DNA is a molecule composed of a sequence of natural compounds known as nucleotides. These nucleotides are labeled into 4 varieties, represented by the letters A, C, G, and T. Not like conventional computing, the place knowledge is encoded utilizing solely two digits (0 and 1), DNA storage relies on sequences of 4 letters, dramatically growing the variety of doable combos.
To write down (retailer) knowledge on this know-how, DNA synthesis is required—creating DNA molecules based mostly on the sequences encoding the knowledge. To learn the saved knowledge, DNA sequencing is critical.

Challenges in DNA knowledge storage
Creating DNA-based storage know-how presents a number of technological challenges:
- Each synthesis and sequencing are prolonged and error-prone processes, introducing deletion, insertion, and substitution errors
- As a result of limitations of the synthesis course of, a number of copies of every DNA molecule encoding the info are produced.

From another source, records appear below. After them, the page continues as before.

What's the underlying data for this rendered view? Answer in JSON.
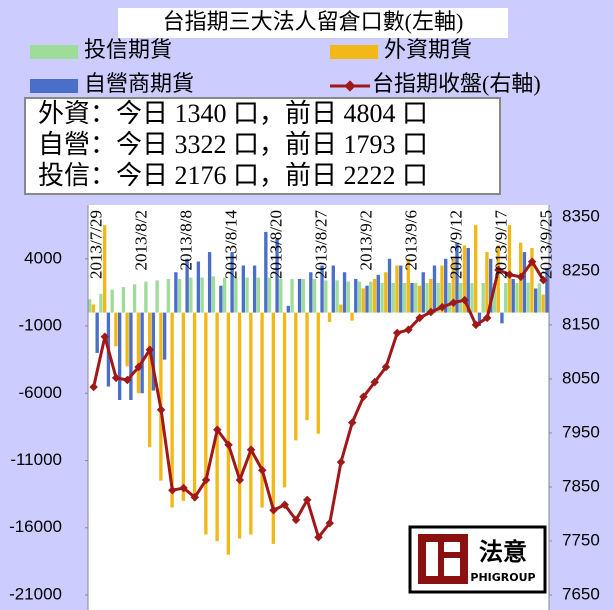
{
  "chart_data": {
    "type": "bar",
    "title": "台指期三大法人留倉口數(左軸)",
    "annotations": [
      "外資：今日 1340 口，前日 4804 口",
      "自營：今日 3322 口，前日 1793 口",
      "投信：今日 2176 口，前日 2222 口"
    ],
    "logo": {
      "name": "法意",
      "sub": "PHIGROUP"
    },
    "categories": [
      "2013/7/29",
      null,
      null,
      null,
      "2013/8/2",
      null,
      null,
      null,
      "2013/8/8",
      null,
      null,
      null,
      "2013/8/14",
      null,
      null,
      null,
      "2013/8/20",
      null,
      null,
      null,
      "2013/8/27",
      null,
      null,
      null,
      "2013/9/2",
      null,
      null,
      null,
      "2013/9/6",
      null,
      null,
      null,
      "2013/9/12",
      null,
      null,
      null,
      "2013/9/17",
      null,
      null,
      null,
      "2013/9/25"
    ],
    "series": [
      {
        "name": "投信期貨",
        "color": "#9fdc9a",
        "values": [
          1000,
          1400,
          1700,
          1900,
          2100,
          2300,
          2400,
          2500,
          2500,
          2600,
          2600,
          2700,
          2600,
          2600,
          2600,
          2600,
          2600,
          2500,
          2500,
          2500,
          2500,
          2400,
          2400,
          2300,
          2300,
          2300,
          2200,
          2200,
          2200,
          2200,
          2200,
          2200,
          2200,
          2200,
          2200,
          2200,
          2200,
          2200,
          2200,
          2222,
          2176
        ]
      },
      {
        "name": "外資期貨",
        "color": "#f2b817",
        "values": [
          600,
          6500,
          -2500,
          -4000,
          -6000,
          -10000,
          -12500,
          -14500,
          -14000,
          -14000,
          -16500,
          -17000,
          -18000,
          -16800,
          -16500,
          -14500,
          -17200,
          -13000,
          -9500,
          -8000,
          -9000,
          -700,
          600,
          -600,
          1800,
          2500,
          3000,
          3500,
          4000,
          2000,
          2500,
          3500,
          4000,
          5000,
          6500,
          4500,
          5000,
          6500,
          5200,
          4804,
          1340
        ]
      },
      {
        "name": "自營商期貨",
        "color": "#4a6fc8",
        "values": [
          -3000,
          -5500,
          -6500,
          -6500,
          -6000,
          -5800,
          -3500,
          3000,
          4000,
          3800,
          4500,
          2000,
          4500,
          3500,
          3500,
          6000,
          5500,
          500,
          2500,
          3000,
          3500,
          3500,
          3000,
          2500,
          2000,
          2800,
          4000,
          3500,
          2200,
          3000,
          3500,
          4000,
          5200,
          4800,
          -1000,
          4000,
          -800,
          2500,
          4500,
          1793,
          3322
        ]
      },
      {
        "name": "台指期收盤(右軸)",
        "color": "#a01818",
        "type": "line",
        "axis": "y2",
        "values": [
          8035,
          8128,
          8052,
          8048,
          8072,
          8104,
          7993,
          7844,
          7848,
          7831,
          7863,
          7956,
          7928,
          7863,
          7919,
          7881,
          7807,
          7817,
          7789,
          7826,
          7757,
          7783,
          7896,
          7969,
          8017,
          8044,
          8072,
          8135,
          8141,
          8163,
          8174,
          8183,
          8191,
          8196,
          8150,
          8163,
          8252,
          8243,
          8239,
          8267,
          8233
        ]
      }
    ],
    "ylim": [
      -21000,
      8000
    ],
    "yticks": [
      -21000,
      -16000,
      -11000,
      -6000,
      -1000,
      4000
    ],
    "y2lim": [
      7650,
      8372
    ],
    "y2ticks": [
      7650,
      7750,
      7850,
      7950,
      8050,
      8150,
      8250,
      8350
    ],
    "grid": false
  }
}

These copies are saved collectively, unordered, in a storage container
- Throughout sequencing, many faulty copies of those molecules are retrieved—most containing errors, whereas some disappear totally
DNAformer: AI-powered knowledge retrieval
The present analysis presents a complete computational resolution for retrieving and correcting errors in advanced DNA-based storage techniques. Utilizing superior algorithms and encoding strategies, the researchers have demonstrated that their resolution reduces knowledge retrieval and studying time from a number of days to simply 10 minutes.
The Technion-developed technique, DNAformer, relies on a transformer mannequin educated on simulated knowledge (generated utilizing a simulator, which was additionally developed at Technion) to reconstruct correct DNA sequences from faulty copies. The tactic additionally features a customized error-correction code tailor-made for DNA, guaranteeing strong knowledge integrity.

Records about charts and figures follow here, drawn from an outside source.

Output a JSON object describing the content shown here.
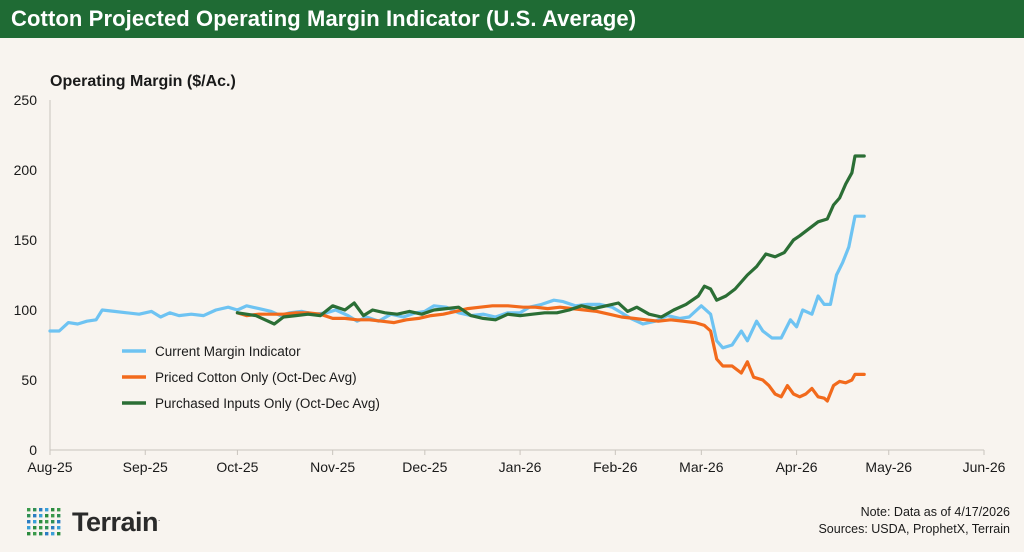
{
  "header": {
    "title": "Cotton Projected Operating Margin Indicator (U.S. Average)"
  },
  "footer": {
    "note": "Note: Data as of 4/17/2026",
    "sources": "Sources: USDA, ProphetX, Terrain",
    "logo_text": "Terrain",
    "logo_mark": "."
  },
  "colors": {
    "title_bar": "#1f6b34",
    "background": "#f8f4ef",
    "current": "#6ec3f2",
    "priced_cotton": "#f26a1c",
    "purchased_inputs": "#2b6e35",
    "logo_green": "#2b8a3e",
    "logo_blue": "#2b7cc2"
  },
  "icons": {
    "logo": "terrain-dot-grid-icon"
  },
  "chart_data": {
    "type": "line",
    "ylabel": "Operating Margin ($/Ac.)",
    "ylim": [
      0,
      250
    ],
    "yticks": [
      0,
      50,
      100,
      150,
      200,
      250
    ],
    "x_range": [
      "2025-08-01",
      "2026-06-01"
    ],
    "x_ticks": [
      {
        "date": "2025-08-01",
        "label": "Aug-25"
      },
      {
        "date": "2025-09-01",
        "label": "Sep-25"
      },
      {
        "date": "2025-10-01",
        "label": "Oct-25"
      },
      {
        "date": "2025-11-01",
        "label": "Nov-25"
      },
      {
        "date": "2025-12-01",
        "label": "Dec-25"
      },
      {
        "date": "2026-01-01",
        "label": "Jan-26"
      },
      {
        "date": "2026-02-01",
        "label": "Feb-26"
      },
      {
        "date": "2026-03-01",
        "label": "Mar-26"
      },
      {
        "date": "2026-04-01",
        "label": "Apr-26"
      },
      {
        "date": "2026-05-01",
        "label": "May-26"
      },
      {
        "date": "2026-06-01",
        "label": "Jun-26"
      }
    ],
    "legend_position": "lower-left",
    "grid": false,
    "series": [
      {
        "name": "Current Margin Indicator",
        "color": "#6ec3f2",
        "points": [
          [
            "2025-08-01",
            85
          ],
          [
            "2025-08-04",
            85
          ],
          [
            "2025-08-07",
            91
          ],
          [
            "2025-08-10",
            90
          ],
          [
            "2025-08-13",
            92
          ],
          [
            "2025-08-16",
            93
          ],
          [
            "2025-08-18",
            100
          ],
          [
            "2025-08-22",
            99
          ],
          [
            "2025-08-26",
            98
          ],
          [
            "2025-08-30",
            97
          ],
          [
            "2025-09-03",
            99
          ],
          [
            "2025-09-06",
            95
          ],
          [
            "2025-09-09",
            98
          ],
          [
            "2025-09-12",
            96
          ],
          [
            "2025-09-16",
            97
          ],
          [
            "2025-09-20",
            96
          ],
          [
            "2025-09-24",
            100
          ],
          [
            "2025-09-28",
            102
          ],
          [
            "2025-10-01",
            100
          ],
          [
            "2025-10-04",
            103
          ],
          [
            "2025-10-08",
            101
          ],
          [
            "2025-10-12",
            99
          ],
          [
            "2025-10-15",
            96
          ],
          [
            "2025-10-18",
            98
          ],
          [
            "2025-10-22",
            99
          ],
          [
            "2025-10-26",
            97
          ],
          [
            "2025-10-30",
            98
          ],
          [
            "2025-11-02",
            100
          ],
          [
            "2025-11-06",
            96
          ],
          [
            "2025-11-09",
            92
          ],
          [
            "2025-11-12",
            95
          ],
          [
            "2025-11-16",
            92
          ],
          [
            "2025-11-20",
            97
          ],
          [
            "2025-11-24",
            95
          ],
          [
            "2025-11-28",
            98
          ],
          [
            "2025-12-01",
            99
          ],
          [
            "2025-12-04",
            103
          ],
          [
            "2025-12-08",
            102
          ],
          [
            "2025-12-12",
            98
          ],
          [
            "2025-12-16",
            96
          ],
          [
            "2025-12-20",
            97
          ],
          [
            "2025-12-24",
            95
          ],
          [
            "2025-12-28",
            98
          ],
          [
            "2026-01-01",
            98
          ],
          [
            "2026-01-04",
            102
          ],
          [
            "2026-01-08",
            104
          ],
          [
            "2026-01-12",
            107
          ],
          [
            "2026-01-15",
            106
          ],
          [
            "2026-01-19",
            103
          ],
          [
            "2026-01-23",
            104
          ],
          [
            "2026-01-27",
            104
          ],
          [
            "2026-01-31",
            102
          ],
          [
            "2026-02-03",
            98
          ],
          [
            "2026-02-06",
            94
          ],
          [
            "2026-02-10",
            90
          ],
          [
            "2026-02-14",
            92
          ],
          [
            "2026-02-18",
            96
          ],
          [
            "2026-02-22",
            94
          ],
          [
            "2026-02-25",
            95
          ],
          [
            "2026-03-01",
            103
          ],
          [
            "2026-03-04",
            97
          ],
          [
            "2026-03-06",
            78
          ],
          [
            "2026-03-08",
            73
          ],
          [
            "2026-03-11",
            75
          ],
          [
            "2026-03-14",
            85
          ],
          [
            "2026-03-16",
            78
          ],
          [
            "2026-03-19",
            92
          ],
          [
            "2026-03-21",
            85
          ],
          [
            "2026-03-24",
            80
          ],
          [
            "2026-03-27",
            80
          ],
          [
            "2026-03-30",
            93
          ],
          [
            "2026-04-01",
            88
          ],
          [
            "2026-04-03",
            100
          ],
          [
            "2026-04-06",
            97
          ],
          [
            "2026-04-08",
            110
          ],
          [
            "2026-04-10",
            104
          ],
          [
            "2026-04-12",
            104
          ],
          [
            "2026-04-14",
            125
          ],
          [
            "2026-04-16",
            134
          ],
          [
            "2026-04-18",
            145
          ],
          [
            "2026-04-20",
            167
          ],
          [
            "2026-04-23",
            167
          ]
        ]
      },
      {
        "name": "Priced Cotton Only (Oct-Dec Avg)",
        "color": "#f26a1c",
        "points": [
          [
            "2025-10-01",
            98
          ],
          [
            "2025-10-04",
            96
          ],
          [
            "2025-10-08",
            97
          ],
          [
            "2025-10-12",
            97
          ],
          [
            "2025-10-16",
            97
          ],
          [
            "2025-10-20",
            98
          ],
          [
            "2025-10-24",
            98
          ],
          [
            "2025-10-28",
            97
          ],
          [
            "2025-11-01",
            94
          ],
          [
            "2025-11-05",
            94
          ],
          [
            "2025-11-09",
            93
          ],
          [
            "2025-11-13",
            93
          ],
          [
            "2025-11-17",
            92
          ],
          [
            "2025-11-21",
            91
          ],
          [
            "2025-11-25",
            93
          ],
          [
            "2025-11-29",
            94
          ],
          [
            "2025-12-03",
            96
          ],
          [
            "2025-12-07",
            97
          ],
          [
            "2025-12-11",
            99
          ],
          [
            "2025-12-15",
            101
          ],
          [
            "2025-12-19",
            102
          ],
          [
            "2025-12-23",
            103
          ],
          [
            "2025-12-28",
            103
          ],
          [
            "2026-01-02",
            102
          ],
          [
            "2026-01-06",
            102
          ],
          [
            "2026-01-10",
            101
          ],
          [
            "2026-01-14",
            102
          ],
          [
            "2026-01-18",
            101
          ],
          [
            "2026-01-22",
            100
          ],
          [
            "2026-01-26",
            99
          ],
          [
            "2026-01-30",
            97
          ],
          [
            "2026-02-03",
            95
          ],
          [
            "2026-02-07",
            94
          ],
          [
            "2026-02-11",
            93
          ],
          [
            "2026-02-15",
            92
          ],
          [
            "2026-02-19",
            93
          ],
          [
            "2026-02-23",
            92
          ],
          [
            "2026-02-27",
            91
          ],
          [
            "2026-03-02",
            89
          ],
          [
            "2026-03-04",
            85
          ],
          [
            "2026-03-06",
            65
          ],
          [
            "2026-03-08",
            60
          ],
          [
            "2026-03-11",
            60
          ],
          [
            "2026-03-14",
            55
          ],
          [
            "2026-03-16",
            63
          ],
          [
            "2026-03-18",
            52
          ],
          [
            "2026-03-21",
            50
          ],
          [
            "2026-03-23",
            46
          ],
          [
            "2026-03-25",
            40
          ],
          [
            "2026-03-27",
            38
          ],
          [
            "2026-03-29",
            46
          ],
          [
            "2026-03-31",
            40
          ],
          [
            "2026-04-02",
            38
          ],
          [
            "2026-04-04",
            40
          ],
          [
            "2026-04-06",
            44
          ],
          [
            "2026-04-08",
            38
          ],
          [
            "2026-04-10",
            37
          ],
          [
            "2026-04-11",
            35
          ],
          [
            "2026-04-13",
            46
          ],
          [
            "2026-04-15",
            49
          ],
          [
            "2026-04-17",
            48
          ],
          [
            "2026-04-19",
            50
          ],
          [
            "2026-04-20",
            54
          ],
          [
            "2026-04-23",
            54
          ]
        ]
      },
      {
        "name": "Purchased Inputs Only (Oct-Dec Avg)",
        "color": "#2b6e35",
        "points": [
          [
            "2025-10-01",
            98
          ],
          [
            "2025-10-04",
            97
          ],
          [
            "2025-10-07",
            96
          ],
          [
            "2025-10-10",
            93
          ],
          [
            "2025-10-13",
            90
          ],
          [
            "2025-10-16",
            95
          ],
          [
            "2025-10-20",
            96
          ],
          [
            "2025-10-24",
            97
          ],
          [
            "2025-10-28",
            96
          ],
          [
            "2025-11-01",
            103
          ],
          [
            "2025-11-05",
            100
          ],
          [
            "2025-11-08",
            105
          ],
          [
            "2025-11-11",
            96
          ],
          [
            "2025-11-14",
            100
          ],
          [
            "2025-11-18",
            98
          ],
          [
            "2025-11-22",
            97
          ],
          [
            "2025-11-26",
            99
          ],
          [
            "2025-11-30",
            97
          ],
          [
            "2025-12-04",
            100
          ],
          [
            "2025-12-08",
            101
          ],
          [
            "2025-12-12",
            102
          ],
          [
            "2025-12-16",
            96
          ],
          [
            "2025-12-20",
            94
          ],
          [
            "2025-12-24",
            93
          ],
          [
            "2025-12-28",
            97
          ],
          [
            "2026-01-01",
            96
          ],
          [
            "2026-01-05",
            97
          ],
          [
            "2026-01-09",
            98
          ],
          [
            "2026-01-13",
            98
          ],
          [
            "2026-01-17",
            100
          ],
          [
            "2026-01-21",
            103
          ],
          [
            "2026-01-25",
            101
          ],
          [
            "2026-01-29",
            103
          ],
          [
            "2026-02-02",
            105
          ],
          [
            "2026-02-05",
            99
          ],
          [
            "2026-02-08",
            102
          ],
          [
            "2026-02-12",
            97
          ],
          [
            "2026-02-16",
            95
          ],
          [
            "2026-02-20",
            100
          ],
          [
            "2026-02-24",
            104
          ],
          [
            "2026-02-28",
            110
          ],
          [
            "2026-03-02",
            117
          ],
          [
            "2026-03-04",
            115
          ],
          [
            "2026-03-06",
            107
          ],
          [
            "2026-03-09",
            110
          ],
          [
            "2026-03-12",
            115
          ],
          [
            "2026-03-16",
            125
          ],
          [
            "2026-03-19",
            131
          ],
          [
            "2026-03-22",
            140
          ],
          [
            "2026-03-25",
            138
          ],
          [
            "2026-03-28",
            141
          ],
          [
            "2026-03-31",
            150
          ],
          [
            "2026-04-02",
            153
          ],
          [
            "2026-04-05",
            158
          ],
          [
            "2026-04-08",
            163
          ],
          [
            "2026-04-11",
            165
          ],
          [
            "2026-04-13",
            175
          ],
          [
            "2026-04-15",
            180
          ],
          [
            "2026-04-17",
            190
          ],
          [
            "2026-04-19",
            198
          ],
          [
            "2026-04-20",
            210
          ],
          [
            "2026-04-23",
            210
          ]
        ]
      }
    ]
  }
}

Moreover, an additional security margin mechanism detects significantly noisy DNA sequences (undesirable alerts or errors that happen in the course of the sequencing course of, which might intervene with the correct interpretation of the info) and applies highly effective algorithmic instruments to deal with them effectively. On the finish of the method, the info is transformed again into digital info.
The brand new technique allows the studying of 100 megabytes of knowledge at a velocity 3,200 occasions sooner than essentially the most correct present technique—with none lack of accuracy. In comparison with beforehand identified quick strategies, DNAformer additionally improves accuracy by as much as 40% whereas considerably lowering processing time. This was demonstrated on a 3.1-megabyte dataset, which included:
- A shade nonetheless picture
- A 24-second audio clip of astronaut Neil Armstrong’s phrases on the moon
- A written textual content discussing DNA’s benefits as a promising knowledge storage technique
- Random knowledge for example the applicability to encrypted or compressed knowledge
The researchers plan to develop personalized variations of DNAformer tailor-made to totally different wants. They emphasize that their know-how is scalable and adaptable, which means it may be optimized for large-scale knowledge storage purposes, assembly market calls for and future DNA synthesis and sequencing developments.
Extra info:
Daniella Bar-Lev et al, Scalable and strong DNA-based storage through coding principle and deep studying, Nature Machine Intelligence (2025). DOI: 10.1038/s42256-025-01003-z
Quotation:
DNA knowledge storage: AI technique hastens knowledge retrieval by 3,200 occasions (2025, March 21)
retrieved 22 March 2025
from https://techxplore.com/information/2025-03-dna-storage-ai-method.html
This doc is topic to copyright. Aside from any honest dealing for the aim of personal examine or analysis, no
half could also be reproduced with out the written permission. The content material is supplied for info functions solely.